Кэролайн Хант не была слабой духом женщиной. Мысли о суициде никогда не посещали её. Хоть она и была сломлена, она никогда не задавалась вопросом «А что, если?» каждый раз, когда вставал вопрос «А что дальше?».

Мощным антидепрессантом для Хант была её соседка и подруга Лиззи. Юная и энергичная Элизабет Уильямс была неотъемлемым персонажем в жизни Кэрол. Её позитивный настрой и задорный нрав всегда приободряли слабую Кэрол, хоть она и не всегда признавалась ей в этом. Лиззи была тем самым персонажем, которая могла играть второстепенную роль в ярком и эпичном фильме, но без которой этот фильм не имел бы и половины успеха. Её жизнерадостность придавала Кэрол сил, помогала ей не завянуть, как обделённый вниманием цветок.

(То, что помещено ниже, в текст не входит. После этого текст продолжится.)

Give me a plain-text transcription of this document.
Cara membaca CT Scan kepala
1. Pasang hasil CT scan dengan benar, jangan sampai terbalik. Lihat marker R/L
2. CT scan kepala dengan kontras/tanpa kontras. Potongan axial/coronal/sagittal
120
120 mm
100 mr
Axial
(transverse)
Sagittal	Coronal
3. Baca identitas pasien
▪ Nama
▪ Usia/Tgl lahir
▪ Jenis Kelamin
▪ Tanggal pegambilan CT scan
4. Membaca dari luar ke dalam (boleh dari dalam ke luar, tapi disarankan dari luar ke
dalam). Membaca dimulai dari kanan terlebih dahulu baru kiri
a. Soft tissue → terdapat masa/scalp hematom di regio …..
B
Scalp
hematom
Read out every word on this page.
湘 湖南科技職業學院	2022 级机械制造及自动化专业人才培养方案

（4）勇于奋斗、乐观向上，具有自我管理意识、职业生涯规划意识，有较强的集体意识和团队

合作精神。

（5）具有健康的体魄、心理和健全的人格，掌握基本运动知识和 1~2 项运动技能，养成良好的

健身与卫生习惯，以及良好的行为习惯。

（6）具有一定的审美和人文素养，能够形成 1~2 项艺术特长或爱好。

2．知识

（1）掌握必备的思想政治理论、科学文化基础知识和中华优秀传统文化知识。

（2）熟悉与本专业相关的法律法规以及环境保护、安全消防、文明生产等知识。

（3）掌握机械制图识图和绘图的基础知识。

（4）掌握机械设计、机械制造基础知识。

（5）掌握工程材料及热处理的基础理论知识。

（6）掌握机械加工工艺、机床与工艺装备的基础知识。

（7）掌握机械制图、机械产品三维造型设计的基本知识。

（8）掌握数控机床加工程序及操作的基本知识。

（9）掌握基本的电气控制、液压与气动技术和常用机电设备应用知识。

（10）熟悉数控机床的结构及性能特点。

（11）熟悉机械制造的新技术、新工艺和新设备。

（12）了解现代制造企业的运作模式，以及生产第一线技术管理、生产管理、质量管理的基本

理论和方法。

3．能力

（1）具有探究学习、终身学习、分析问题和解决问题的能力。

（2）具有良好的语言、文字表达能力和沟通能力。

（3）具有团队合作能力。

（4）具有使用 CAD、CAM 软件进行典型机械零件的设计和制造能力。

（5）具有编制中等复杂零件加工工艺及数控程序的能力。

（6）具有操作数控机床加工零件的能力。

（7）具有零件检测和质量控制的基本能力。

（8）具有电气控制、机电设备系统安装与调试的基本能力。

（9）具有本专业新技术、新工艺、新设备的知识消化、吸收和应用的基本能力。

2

Больше всего писательница ценила в ней то, что Лиззи не даёт развиваться её виктимности – синдрому «жертвы», страдающие которым чувствуют себя обделёнными и «пострадавшими», и требуют от всего мира оплаты некого долга за их мучения. Кроме того, Лиззи всячески помогала ей и делала это так, словно Кэрол – её родная сестра, которая оказалась на временном перепутье из-за лёгкого недуга, подкосившего её эмоциональное состояние.

Самым неоценимым в отношении Лиззи к своей соседке было то, что она не видела в ней ущербного человека, лицо с ограниченными возможностями. Она помогала, не пытаясь навязать свою помощь там, где она могла справиться сама. Помогала, ничего не требуя в ответ. Соседка всегда оказывалась рядом, когда Кэрол необходимо было помочь, но своим отношением к ней никогда не давала ей задуматься, что видит в ней немощного инвалида.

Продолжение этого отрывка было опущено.